How to Connect to a Network With a Hidden SSID

The network name isn't shown to wireless devices, which is the entire reason for disabling the SSID broadcast. Connecting to the network, then, isn't as easy.

Since the SSID no longer appears in the list of networks shown to wireless devices, they have to configure the profile settings manually, including the network name and security mode. After making the initial connection, devices can remember these settings and will not need to be specially configured again.

As an example, an iPhone can connect to a hidden network through the Settings app in the Wi-Fi > Other... menu.

Should You Disable SSID Broadcast On Your Home Network?

Home networks don't require the use of a visible SSID unless it's using multiple access points that devices are roaming between.
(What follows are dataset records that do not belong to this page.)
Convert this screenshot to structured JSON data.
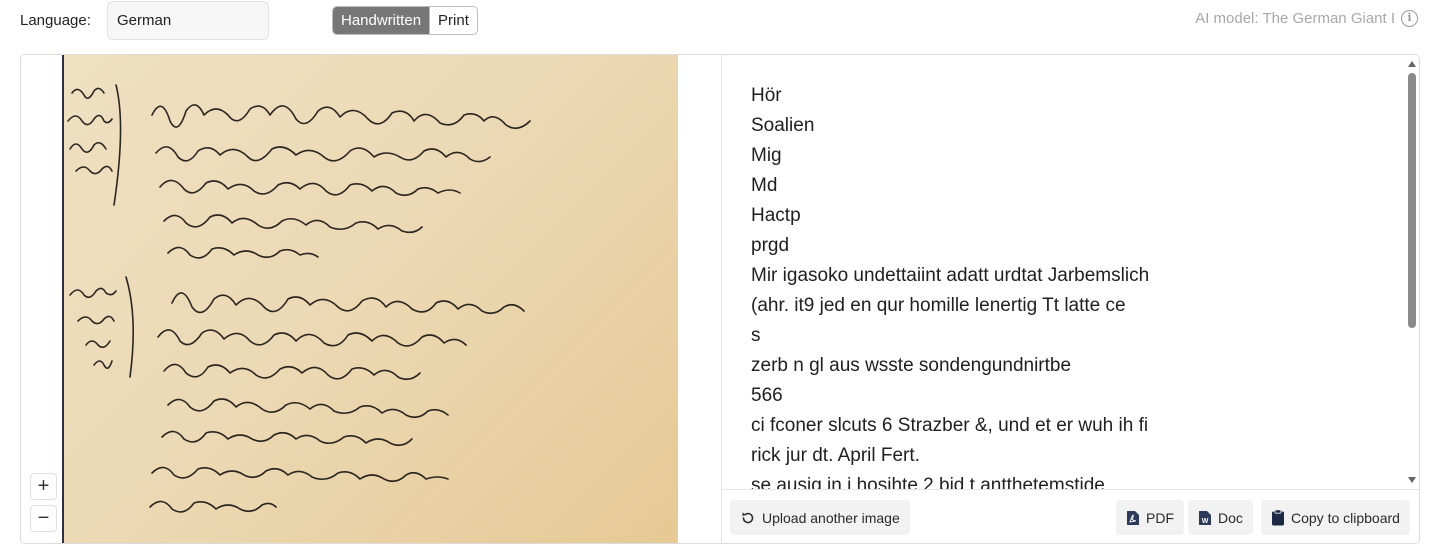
{
  "toolbar": {
    "language_label": "Language:",
    "language_value": "German",
    "mode_options": [
      "Handwritten",
      "Print"
    ],
    "mode_selected": "Handwritten",
    "model_label": "AI model: The German Giant I"
  },
  "viewer": {
    "zoom_in": "+",
    "zoom_out": "−"
  },
  "result": {
    "lines": [
      "Hör",
      "Soalien",
      "Mig",
      "Md",
      "Hactp",
      "prgd",
      "Mir igasoko undettaiint adatt urdtat Jarbemslich",
      "(ahr. it9 jed en qur homille lenertig Tt latte ce",
      "s",
      "zerb n gl aus wsste sondengundnirtbe",
      "566",
      "ci fconer slcuts 6 Strazber &, und et er wuh ih fi",
      "rick jur dt. April Fert.",
      "se ausig in i hosihte 2 bid t antthetemstide"
    ]
  },
  "actions": {
    "upload_label": "Upload another image",
    "pdf_label": "PDF",
    "doc_label": "Doc",
    "copy_label": "Copy to clipboard"
  }
}
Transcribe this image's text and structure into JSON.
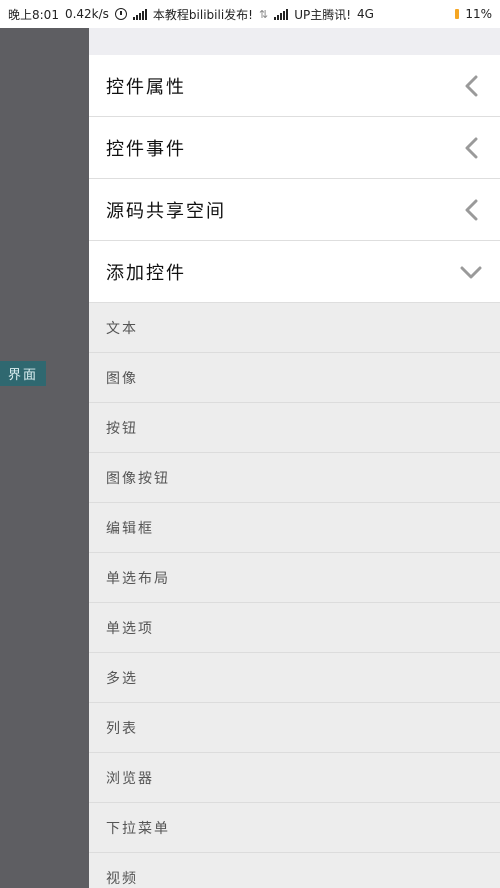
{
  "status_bar": {
    "time": "晚上8:01",
    "speed": "0.42k/s",
    "notif_1": "本教程bilibili发布!",
    "notif_2": "UP主腾讯!",
    "network": "4G",
    "battery": "11%"
  },
  "left_panel": {
    "tag": "界面"
  },
  "sections": [
    {
      "label": "控件属性",
      "state": "collapsed"
    },
    {
      "label": "控件事件",
      "state": "collapsed"
    },
    {
      "label": "源码共享空间",
      "state": "collapsed"
    },
    {
      "label": "添加控件",
      "state": "expanded"
    }
  ],
  "widgets": [
    {
      "label": "文本"
    },
    {
      "label": "图像"
    },
    {
      "label": "按钮"
    },
    {
      "label": "图像按钮"
    },
    {
      "label": "编辑框"
    },
    {
      "label": "单选布局"
    },
    {
      "label": "单选项"
    },
    {
      "label": "多选"
    },
    {
      "label": "列表"
    },
    {
      "label": "浏览器"
    },
    {
      "label": "下拉菜单"
    },
    {
      "label": "视频"
    }
  ],
  "colors": {
    "overlay": "#5e5e62",
    "tag_bg": "#2f6870",
    "section_bg": "#ffffff",
    "list_bg": "#ededed",
    "chevron": "#9a9a9a",
    "battery_accent": "#f5a623"
  },
  "icons": {
    "collapsed": "chevron-left-icon",
    "expanded": "chevron-down-icon"
  }
}
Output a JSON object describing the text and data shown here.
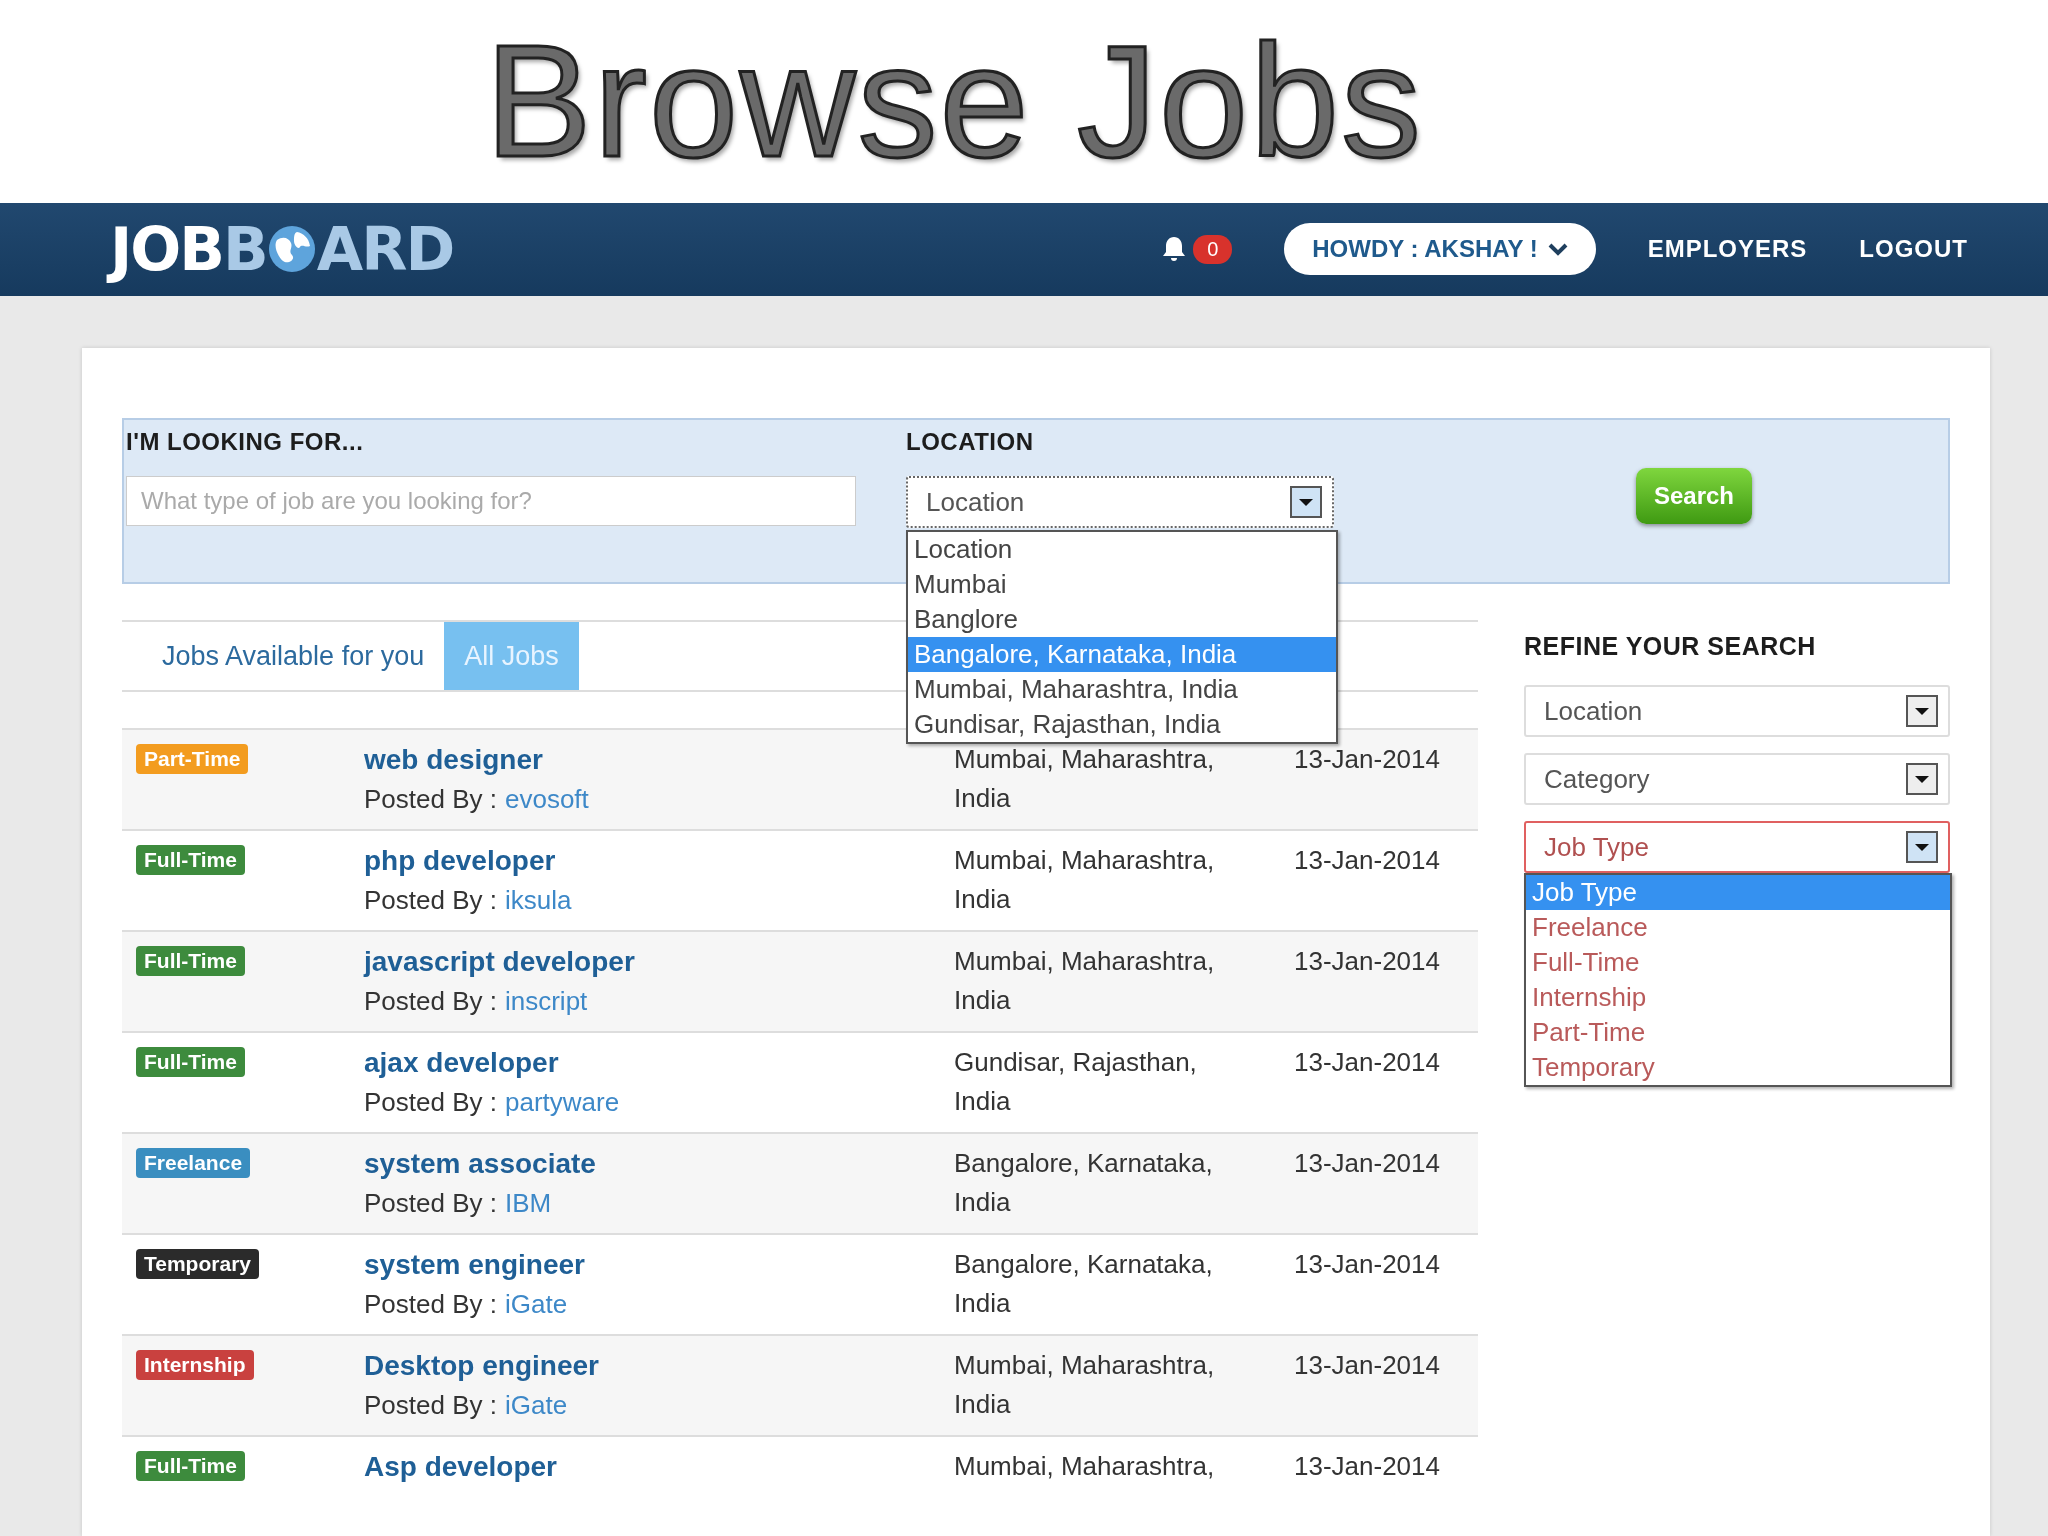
{
  "slide_title": "Browse Jobs",
  "navbar": {
    "logo_start": "JOBB",
    "logo_end": "ARD",
    "notifications": "0",
    "user_menu": "HOWDY : AKSHAY !",
    "links": [
      "EMPLOYERS",
      "LOGOUT"
    ]
  },
  "search": {
    "keyword_label": "I'M LOOKING FOR...",
    "keyword_placeholder": "What type of job are you looking for?",
    "location_label": "LOCATION",
    "location_value": "Location",
    "location_open": true,
    "location_options": [
      {
        "label": "Location",
        "selected": false
      },
      {
        "label": "Mumbai",
        "selected": false
      },
      {
        "label": "Banglore",
        "selected": false
      },
      {
        "label": "Bangalore, Karnataka, India",
        "selected": true
      },
      {
        "label": "Mumbai, Maharashtra, India",
        "selected": false
      },
      {
        "label": "Gundisar, Rajasthan, India",
        "selected": false
      }
    ],
    "button": "Search"
  },
  "tabs": [
    {
      "label": "Jobs Available for you",
      "selected": false
    },
    {
      "label": "All Jobs",
      "selected": true
    }
  ],
  "jobs": [
    {
      "type": "Part-Time",
      "color": "#f39c1f",
      "title": "web designer",
      "posted_label": "Posted By :",
      "company": "evosoft",
      "location": [
        "Mumbai, Maharashtra,",
        "India"
      ],
      "date": "13-Jan-2014"
    },
    {
      "type": "Full-Time",
      "color": "#3d8b3d",
      "title": "php developer",
      "posted_label": "Posted By :",
      "company": "iksula",
      "location": [
        "Mumbai, Maharashtra,",
        "India"
      ],
      "date": "13-Jan-2014"
    },
    {
      "type": "Full-Time",
      "color": "#3d8b3d",
      "title": "javascript developer",
      "posted_label": "Posted By :",
      "company": "inscript",
      "location": [
        "Mumbai, Maharashtra,",
        "India"
      ],
      "date": "13-Jan-2014"
    },
    {
      "type": "Full-Time",
      "color": "#3d8b3d",
      "title": "ajax developer",
      "posted_label": "Posted By :",
      "company": "partyware",
      "location": [
        "Gundisar, Rajasthan,",
        "India"
      ],
      "date": "13-Jan-2014"
    },
    {
      "type": "Freelance",
      "color": "#3a8ec0",
      "title": "system associate",
      "posted_label": "Posted By :",
      "company": "IBM",
      "location": [
        "Bangalore, Karnataka,",
        "India"
      ],
      "date": "13-Jan-2014"
    },
    {
      "type": "Temporary",
      "color": "#2b2b2b",
      "title": "system engineer",
      "posted_label": "Posted By :",
      "company": "iGate",
      "location": [
        "Bangalore, Karnataka,",
        "India"
      ],
      "date": "13-Jan-2014"
    },
    {
      "type": "Internship",
      "color": "#c9413f",
      "title": "Desktop engineer",
      "posted_label": "Posted By :",
      "company": "iGate",
      "location": [
        "Mumbai, Maharashtra,",
        "India"
      ],
      "date": "13-Jan-2014"
    },
    {
      "type": "Full-Time",
      "color": "#3d8b3d",
      "title": "Asp developer",
      "location": [
        "Mumbai, Maharashtra,"
      ],
      "date": "13-Jan-2014"
    }
  ],
  "refine": {
    "title": "REFINE YOUR SEARCH",
    "filters": [
      {
        "value": "Location",
        "open": false
      },
      {
        "value": "Category",
        "open": false
      },
      {
        "value": "Job Type",
        "open": true,
        "options": [
          {
            "label": "Job Type",
            "selected": true
          },
          {
            "label": "Freelance",
            "selected": false
          },
          {
            "label": "Full-Time",
            "selected": false
          },
          {
            "label": "Internship",
            "selected": false
          },
          {
            "label": "Part-Time",
            "selected": false
          },
          {
            "label": "Temporary",
            "selected": false
          }
        ]
      }
    ]
  }
}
If your network uses a single router, deciding whether to turn off this features boils down to a trade off between the potential security benefits and a loss of convenience in setting up new home network clients

Although some network enthusiasts are quick to dismiss the network security benefits of doing so, using this technique will increase the chances that would-be intruders will bypass your network and look for easier targets elsewhere.

It also lowers the profile of your Wi-Fi network with neighboring households - another potential plus.

However, the extra effort to manually enter SSIDs on new client devices is an inconvenience for households. Instead of just giving out your network password, you have to include the SSID and security mode.

Note that disabling SSID broadcast is just one of many possible techniques for tightening security on a Wi-Fi network.

A household should assess how much network security they need in general, and then make a decision about this particular feature in view of an overall strategy.